2017 Mercedes-Benz GLC300 4Matic Coupe First Drive
Let’s put logic aside for a moment. Anyone attracted to the shape of a fastback crossover like this GLC Coupe is thinking with their heart, not referencing a spec sheet.Mercedes charges more for less here, with the GLC Coupe trading a little rear headroom and a lot of cargo space for its pretty roofline. When you put it like that, the GLC Coupe doesn’t make sense.
But it doesn’t have to. You might not be a proponent of the body style, and we get that. But it exists, we drove the latest entry, and, to be honest, it’s charming. For someone who tracks most aspects of his life in spreadsheets, that’s a tough thing to admit.
So how’d we get here? The industry has the BMW X6 to thank for the trend; that oddly satisfying duck, basically an angry X5 coupe, was followed by the smaller X4 a few years later, and Mercedes couldn’t ignore the sales numbers. Benz entered the ring with its GLE Coupe this year and is applying the less space/more style formula to its midsize crossover for 2017. In GLC300 trim, it will come with standard 4Matic all-wheel drive and a 2.0-liter turbo four and is aimed at the X4 xDrive28i. There is no rear-drive variant as found on the non-coupe GLC300 crossover. A GLC43 AMG Coupe will launch alongside the fastback GLC300 by early 2017, and we’re told that rumors of a future GLC63 AMG are to be believed. So, not rumors anymore,
Although it ruins the sexy and stylish illusion a bit, the stock steel-spring suspension in the US will sit slightly higher than the same setup on European-market cars. We drove only GLC300s with optional Dynamic Body Control – steel springs with adjustable dampers – and there is also an Air Body Control suspension that will be available; both of the adjustable suspensions should have the same ride-height settings as their European counterparts, meaning if you pay a little extra the proper look is maintained.
Not that it has to, but the Coupe drives differently compared to the Box. This isn’t a result of its altered shape, but because the engineers went out of their way to put space between the two dynamically. Both the Coupe and Box sit on a version of the latest C-Class platform; the Coupe has been tuned, and physics helps it, to feel somewhere between a C sedan and that other GLC. Just about everything in the chassis gets breathed on in some way; the steering is quicker, at 15:1 instead of 16:1 on the Box. The Coupe has bigger stabilizer bars front and rear, its suspension bushings are stiffer, and the programming (but not the parts) for the available adaptive dampers and air springs makes things a little stiffer, because that’s sporty. And coupes, as we’ve said, are sporty.
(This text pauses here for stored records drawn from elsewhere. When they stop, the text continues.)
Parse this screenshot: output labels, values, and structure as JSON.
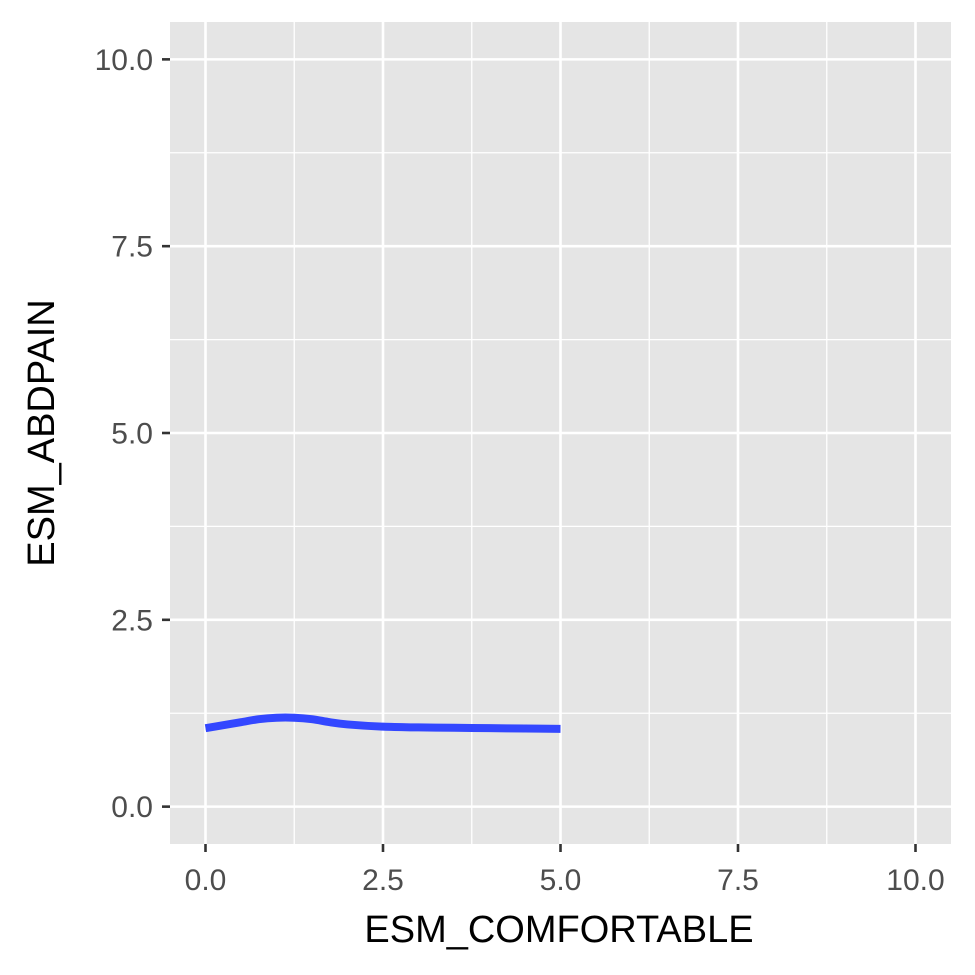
{
  "chart_data": {
    "type": "line",
    "title": "",
    "xlabel": "ESM_COMFORTABLE",
    "ylabel": "ESM_ABDPAIN",
    "xlim": [
      -0.5,
      10.5
    ],
    "ylim": [
      -0.5,
      10.5
    ],
    "x_ticks": [
      "0.0",
      "2.5",
      "5.0",
      "7.5",
      "10.0"
    ],
    "y_ticks": [
      "0.0",
      "2.5",
      "5.0",
      "7.5",
      "10.0"
    ],
    "grid": true,
    "panel_background": "#e5e5e5",
    "series": [
      {
        "color": "#3347ff",
        "smooth": true,
        "confidence_band": true,
        "x": [
          0.0,
          0.25,
          0.5,
          0.75,
          1.0,
          1.25,
          1.5,
          1.75,
          2.0,
          2.5,
          3.0,
          3.5,
          4.0,
          4.5,
          5.0
        ],
        "y": [
          1.05,
          1.09,
          1.13,
          1.17,
          1.19,
          1.19,
          1.17,
          1.13,
          1.1,
          1.07,
          1.06,
          1.055,
          1.05,
          1.045,
          1.04
        ],
        "lower": [
          1.02,
          1.06,
          1.09,
          1.13,
          1.15,
          1.15,
          1.13,
          1.1,
          1.08,
          1.06,
          1.05,
          1.04,
          1.03,
          1.02,
          1.01
        ],
        "upper": [
          1.08,
          1.12,
          1.17,
          1.21,
          1.23,
          1.23,
          1.21,
          1.16,
          1.12,
          1.08,
          1.07,
          1.07,
          1.07,
          1.07,
          1.07
        ]
      }
    ]
  }
}
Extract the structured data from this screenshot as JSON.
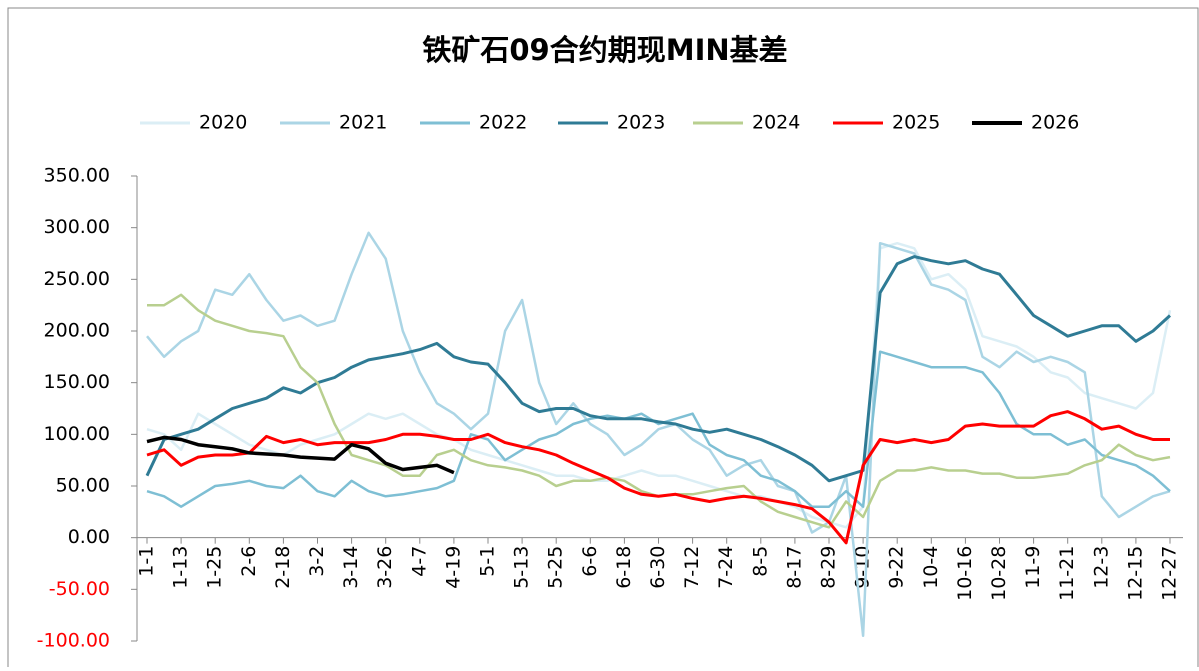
{
  "chart_data": {
    "type": "line",
    "title": "铁矿石09合约期现MIN基差",
    "categories": [
      "1-1",
      null,
      "1-13",
      null,
      "1-25",
      null,
      "2-6",
      null,
      "2-18",
      null,
      "3-2",
      null,
      "3-14",
      null,
      "3-26",
      null,
      "4-7",
      null,
      "4-19",
      null,
      "5-1",
      null,
      "5-13",
      null,
      "5-25",
      null,
      "6-6",
      null,
      "6-18",
      null,
      "6-30",
      null,
      "7-12",
      null,
      "7-24",
      null,
      "8-5",
      null,
      "8-17",
      null,
      "8-29",
      null,
      "9-10",
      null,
      "9-22",
      null,
      "10-4",
      null,
      "10-16",
      null,
      "10-28",
      null,
      "11-9",
      null,
      "11-21",
      null,
      "12-3",
      null,
      "12-15",
      null,
      "12-27"
    ],
    "series": [
      {
        "name": "2020",
        "color": "#dbeef5",
        "values": [
          105,
          100,
          85,
          120,
          110,
          100,
          90,
          85,
          80,
          90,
          95,
          100,
          110,
          120,
          115,
          120,
          110,
          100,
          95,
          85,
          80,
          75,
          70,
          65,
          60,
          60,
          55,
          55,
          60,
          65,
          60,
          60,
          55,
          50,
          45,
          40,
          40,
          35,
          30,
          20,
          15,
          10,
          30,
          280,
          285,
          280,
          250,
          255,
          240,
          195,
          190,
          185,
          175,
          160,
          155,
          140,
          135,
          130,
          125,
          140,
          220
        ]
      },
      {
        "name": "2021",
        "color": "#abd5e5",
        "values": [
          195,
          175,
          190,
          200,
          240,
          235,
          255,
          230,
          210,
          215,
          205,
          210,
          255,
          295,
          270,
          200,
          160,
          130,
          120,
          105,
          120,
          200,
          230,
          150,
          110,
          130,
          110,
          100,
          80,
          90,
          105,
          110,
          95,
          85,
          60,
          70,
          75,
          50,
          45,
          5,
          15,
          60,
          -95,
          285,
          280,
          275,
          245,
          240,
          230,
          175,
          165,
          180,
          170,
          175,
          170,
          160,
          40,
          20,
          30,
          40,
          45
        ]
      },
      {
        "name": "2022",
        "color": "#7ebfd4",
        "values": [
          45,
          40,
          30,
          40,
          50,
          52,
          55,
          50,
          48,
          60,
          45,
          40,
          55,
          45,
          40,
          42,
          45,
          48,
          55,
          100,
          95,
          75,
          85,
          95,
          100,
          110,
          115,
          118,
          115,
          120,
          110,
          115,
          120,
          90,
          80,
          75,
          60,
          55,
          45,
          30,
          30,
          45,
          30,
          180,
          175,
          170,
          165,
          165,
          165,
          160,
          140,
          110,
          100,
          100,
          90,
          95,
          80,
          75,
          70,
          60,
          45
        ]
      },
      {
        "name": "2023",
        "color": "#2f7b95",
        "values": [
          60,
          95,
          100,
          105,
          115,
          125,
          130,
          135,
          145,
          140,
          150,
          155,
          165,
          172,
          175,
          178,
          182,
          188,
          175,
          170,
          168,
          150,
          130,
          122,
          125,
          125,
          118,
          115,
          115,
          115,
          112,
          110,
          105,
          102,
          105,
          100,
          95,
          88,
          80,
          70,
          55,
          60,
          65,
          237,
          265,
          272,
          268,
          265,
          268,
          260,
          255,
          235,
          215,
          205,
          195,
          200,
          205,
          205,
          190,
          200,
          215
        ]
      },
      {
        "name": "2024",
        "color": "#b8cf8f",
        "values": [
          225,
          225,
          235,
          220,
          210,
          205,
          200,
          198,
          195,
          165,
          150,
          110,
          80,
          75,
          70,
          60,
          60,
          80,
          85,
          75,
          70,
          68,
          65,
          60,
          50,
          55,
          55,
          58,
          55,
          45,
          40,
          42,
          42,
          45,
          48,
          50,
          35,
          25,
          20,
          15,
          10,
          35,
          20,
          55,
          65,
          65,
          68,
          65,
          65,
          62,
          62,
          58,
          58,
          60,
          62,
          70,
          75,
          90,
          80,
          75,
          78
        ]
      },
      {
        "name": "2025",
        "color": "#ff0000",
        "values": [
          80,
          85,
          70,
          78,
          80,
          80,
          82,
          98,
          92,
          95,
          90,
          92,
          92,
          92,
          95,
          100,
          100,
          98,
          95,
          95,
          100,
          92,
          88,
          85,
          80,
          72,
          65,
          58,
          48,
          42,
          40,
          42,
          38,
          35,
          38,
          40,
          38,
          35,
          32,
          28,
          15,
          -5,
          70,
          95,
          92,
          95,
          92,
          95,
          108,
          110,
          108,
          108,
          108,
          118,
          122,
          115,
          105,
          108,
          100,
          95,
          95
        ]
      },
      {
        "name": "2026",
        "color": "#000000",
        "values": [
          93,
          97,
          95,
          90,
          88,
          86,
          82,
          81,
          80,
          78,
          77,
          76,
          90,
          86,
          72,
          66,
          68,
          70,
          63,
          null,
          null,
          null,
          null,
          null,
          null,
          null,
          null,
          null,
          null,
          null,
          null,
          null,
          null,
          null,
          null,
          null,
          null,
          null,
          null,
          null,
          null,
          null,
          null,
          null,
          null,
          null,
          null,
          null,
          null,
          null,
          null,
          null,
          null,
          null,
          null,
          null,
          null,
          null,
          null,
          null,
          null
        ]
      }
    ],
    "ylim": [
      -100,
      350
    ],
    "yticks": [
      {
        "value": -100,
        "label": "-100.00"
      },
      {
        "value": -50,
        "label": "-50.00"
      },
      {
        "value": 0,
        "label": "0.00"
      },
      {
        "value": 50,
        "label": "50.00"
      },
      {
        "value": 100,
        "label": "100.00"
      },
      {
        "value": 150,
        "label": "150.00"
      },
      {
        "value": 200,
        "label": "200.00"
      },
      {
        "value": 250,
        "label": "250.00"
      },
      {
        "value": 300,
        "label": "300.00"
      },
      {
        "value": 350,
        "label": "350.00"
      }
    ],
    "negative_label_color": "#ff0000",
    "legend": "top"
  }
}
If you’ve gotten this far in the review, you’re probably looking for a verdict. Paradoxically, that means the GLC Coupe isn’t right for you – buyers choosing on style are unconcerned with the facts and figures, remember? If you’re approaching this with anything bordering on logic, the GLC Box is the car for you instead, or maybe just a nice C-Class sedan, perhaps with 4Matic all-wheel drive if you really feel the need. We won’t even attempt to try and sway you from an X4 if that’s the one you want, because the decision must be based on looks. (The Mercedes is more comfortably tuned, able to tighten up when you want it to, whereas the BMW is more knife-edged all the time. And the Merc is simply more modern, plus it’s pretty inside.)
We’ve established that crossover coupes are not the sensible choice. Coupe versions of perfectly nice sedans wouldn’t exist if everyone was thinking on practicality alone, so why should it be any different with crossovers? You buy a funny-shaped car because you like its funny shape, and this is one genre-bender we can endorse. Take that, logic.